The CoJ made an exception to this insofar as the product itself was unobjectionable. Only the presentation of the product image with the bridge on the screen was objectionable. As a rule, the platform operator’s duty of review therefore only extended to similarly presented offers, but not to any presentation of the bridge photo in other products.
However, a limitation of the liability of sales platforms lies in the fact that the CoJ does not want to put them on an equal footing with video sharing and share hosting platforms, at least in one aspect. There, an exemption from liability pursuant to Art. 14 para. 1 of Directive 2000/31/EC (Art. 6 of Regulation [EU] 2022/2065) is only granted if the platform operator does not play an active role that gives it detailed knowledge of or control over the content uploaded to the platform.
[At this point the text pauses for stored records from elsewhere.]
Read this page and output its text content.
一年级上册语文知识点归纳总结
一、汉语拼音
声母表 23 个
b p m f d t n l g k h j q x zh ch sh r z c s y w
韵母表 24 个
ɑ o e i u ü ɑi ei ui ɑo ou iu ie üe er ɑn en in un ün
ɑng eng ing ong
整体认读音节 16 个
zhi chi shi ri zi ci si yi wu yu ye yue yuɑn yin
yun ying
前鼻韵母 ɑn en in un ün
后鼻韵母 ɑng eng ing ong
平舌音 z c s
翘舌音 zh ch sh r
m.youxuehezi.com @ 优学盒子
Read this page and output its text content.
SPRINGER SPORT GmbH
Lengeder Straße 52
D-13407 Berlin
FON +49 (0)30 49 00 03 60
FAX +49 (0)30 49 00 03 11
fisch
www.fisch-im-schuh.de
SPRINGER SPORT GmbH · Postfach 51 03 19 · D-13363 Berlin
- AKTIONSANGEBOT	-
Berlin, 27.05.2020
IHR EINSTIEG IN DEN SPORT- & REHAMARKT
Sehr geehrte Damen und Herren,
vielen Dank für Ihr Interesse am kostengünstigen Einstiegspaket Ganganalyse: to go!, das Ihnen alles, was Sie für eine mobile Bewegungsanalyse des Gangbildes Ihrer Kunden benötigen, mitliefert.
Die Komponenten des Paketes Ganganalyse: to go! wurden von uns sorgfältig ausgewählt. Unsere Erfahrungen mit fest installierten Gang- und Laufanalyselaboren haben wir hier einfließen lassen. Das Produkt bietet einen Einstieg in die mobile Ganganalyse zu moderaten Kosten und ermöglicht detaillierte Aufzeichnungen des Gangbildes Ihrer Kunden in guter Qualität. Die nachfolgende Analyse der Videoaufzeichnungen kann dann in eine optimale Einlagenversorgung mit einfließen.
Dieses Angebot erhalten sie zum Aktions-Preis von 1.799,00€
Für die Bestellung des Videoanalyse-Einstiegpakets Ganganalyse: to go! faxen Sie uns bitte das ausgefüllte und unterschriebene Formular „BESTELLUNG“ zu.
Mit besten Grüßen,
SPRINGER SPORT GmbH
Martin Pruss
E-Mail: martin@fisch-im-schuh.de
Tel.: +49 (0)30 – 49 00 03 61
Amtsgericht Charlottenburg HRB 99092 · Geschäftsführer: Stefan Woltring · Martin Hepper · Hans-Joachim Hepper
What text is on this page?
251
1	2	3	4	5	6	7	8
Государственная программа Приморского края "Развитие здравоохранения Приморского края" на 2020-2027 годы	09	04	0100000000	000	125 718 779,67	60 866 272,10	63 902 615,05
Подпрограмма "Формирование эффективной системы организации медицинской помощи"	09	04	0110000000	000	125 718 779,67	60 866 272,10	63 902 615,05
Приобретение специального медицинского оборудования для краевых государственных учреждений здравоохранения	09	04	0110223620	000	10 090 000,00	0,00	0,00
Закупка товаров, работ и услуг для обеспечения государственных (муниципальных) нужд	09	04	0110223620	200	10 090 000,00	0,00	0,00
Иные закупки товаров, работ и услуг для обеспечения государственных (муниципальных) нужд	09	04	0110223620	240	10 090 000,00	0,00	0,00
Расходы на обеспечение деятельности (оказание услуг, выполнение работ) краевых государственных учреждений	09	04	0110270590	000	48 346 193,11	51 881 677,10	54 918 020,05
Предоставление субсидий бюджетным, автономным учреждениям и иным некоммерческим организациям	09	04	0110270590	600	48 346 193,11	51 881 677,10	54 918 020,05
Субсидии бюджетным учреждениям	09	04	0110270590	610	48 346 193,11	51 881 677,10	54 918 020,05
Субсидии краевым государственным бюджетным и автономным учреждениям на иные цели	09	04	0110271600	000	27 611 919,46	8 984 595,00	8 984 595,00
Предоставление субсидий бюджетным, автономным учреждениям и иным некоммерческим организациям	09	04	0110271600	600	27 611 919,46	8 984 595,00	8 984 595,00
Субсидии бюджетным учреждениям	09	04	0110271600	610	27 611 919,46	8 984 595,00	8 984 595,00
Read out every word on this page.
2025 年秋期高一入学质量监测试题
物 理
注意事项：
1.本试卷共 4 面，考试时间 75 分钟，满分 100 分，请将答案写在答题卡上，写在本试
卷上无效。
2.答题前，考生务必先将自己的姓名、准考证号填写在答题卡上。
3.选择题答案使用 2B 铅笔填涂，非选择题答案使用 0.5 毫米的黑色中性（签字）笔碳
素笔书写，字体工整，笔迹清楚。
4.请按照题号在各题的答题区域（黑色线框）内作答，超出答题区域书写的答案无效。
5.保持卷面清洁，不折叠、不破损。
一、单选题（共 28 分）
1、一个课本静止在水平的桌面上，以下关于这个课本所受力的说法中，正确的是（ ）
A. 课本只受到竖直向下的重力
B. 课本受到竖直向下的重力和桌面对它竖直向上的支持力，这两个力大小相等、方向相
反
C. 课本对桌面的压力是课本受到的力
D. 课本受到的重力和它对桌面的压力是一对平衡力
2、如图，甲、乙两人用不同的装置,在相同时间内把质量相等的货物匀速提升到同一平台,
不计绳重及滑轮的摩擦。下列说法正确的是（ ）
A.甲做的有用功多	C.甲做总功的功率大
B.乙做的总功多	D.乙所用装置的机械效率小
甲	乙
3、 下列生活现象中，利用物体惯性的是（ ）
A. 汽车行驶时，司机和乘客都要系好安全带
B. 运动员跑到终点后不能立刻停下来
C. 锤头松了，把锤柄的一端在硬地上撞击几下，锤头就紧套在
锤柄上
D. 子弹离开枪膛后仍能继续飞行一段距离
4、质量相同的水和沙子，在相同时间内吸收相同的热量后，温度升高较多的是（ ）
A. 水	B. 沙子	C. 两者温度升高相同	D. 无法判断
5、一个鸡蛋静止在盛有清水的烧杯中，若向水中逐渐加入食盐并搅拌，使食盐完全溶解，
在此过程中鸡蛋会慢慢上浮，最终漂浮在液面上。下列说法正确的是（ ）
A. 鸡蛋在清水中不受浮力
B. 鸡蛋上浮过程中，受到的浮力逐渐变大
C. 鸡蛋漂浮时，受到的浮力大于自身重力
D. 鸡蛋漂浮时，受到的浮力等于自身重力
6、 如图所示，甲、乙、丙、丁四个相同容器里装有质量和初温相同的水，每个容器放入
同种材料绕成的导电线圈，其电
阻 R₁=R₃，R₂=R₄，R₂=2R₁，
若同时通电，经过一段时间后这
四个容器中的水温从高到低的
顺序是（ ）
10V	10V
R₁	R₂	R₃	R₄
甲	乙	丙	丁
For an online marketplace (sales platform), the ECJ has already previously specified that the platform operator does not take a neutral position, but plays an active role when it provides assistance, which consists, among other things, of optimizing the presentation of the relevant sales offers or advertising these offers (see ECJ, GRUR 2011, 1025 – L’Oréal and others).
Because of these differences between video sharing and share hosting platforms on the one hand and sales platforms on the other, the case law on the communication to the public of copyrighted works is not transferable to the reproduction of works on the servers of a sales platform. The liability of the first-mentioned companies is therefore not transferable to the sales platform.
Therefore, in the event of an infringement of the right of reproduction on a sales platform, liability remains in accordance with the criminal law principles of perpetration and participation. If the objective or subjective prerequisites for liability as a perpetrator or participant are lacking, only liability as a disturber obliging to cease and desist and removal can be considered (see CoJ, GRUR 2020, 738 – Internet-Radiorecorder I). When reproducing a work on a sales platform (without the knowledge of the platform operator or a failure to search and delete), the liability for causing nuisance, which the ECJ has largely abolished for communication to the public on video sharing and share hosting platforms, therefore continues to exist.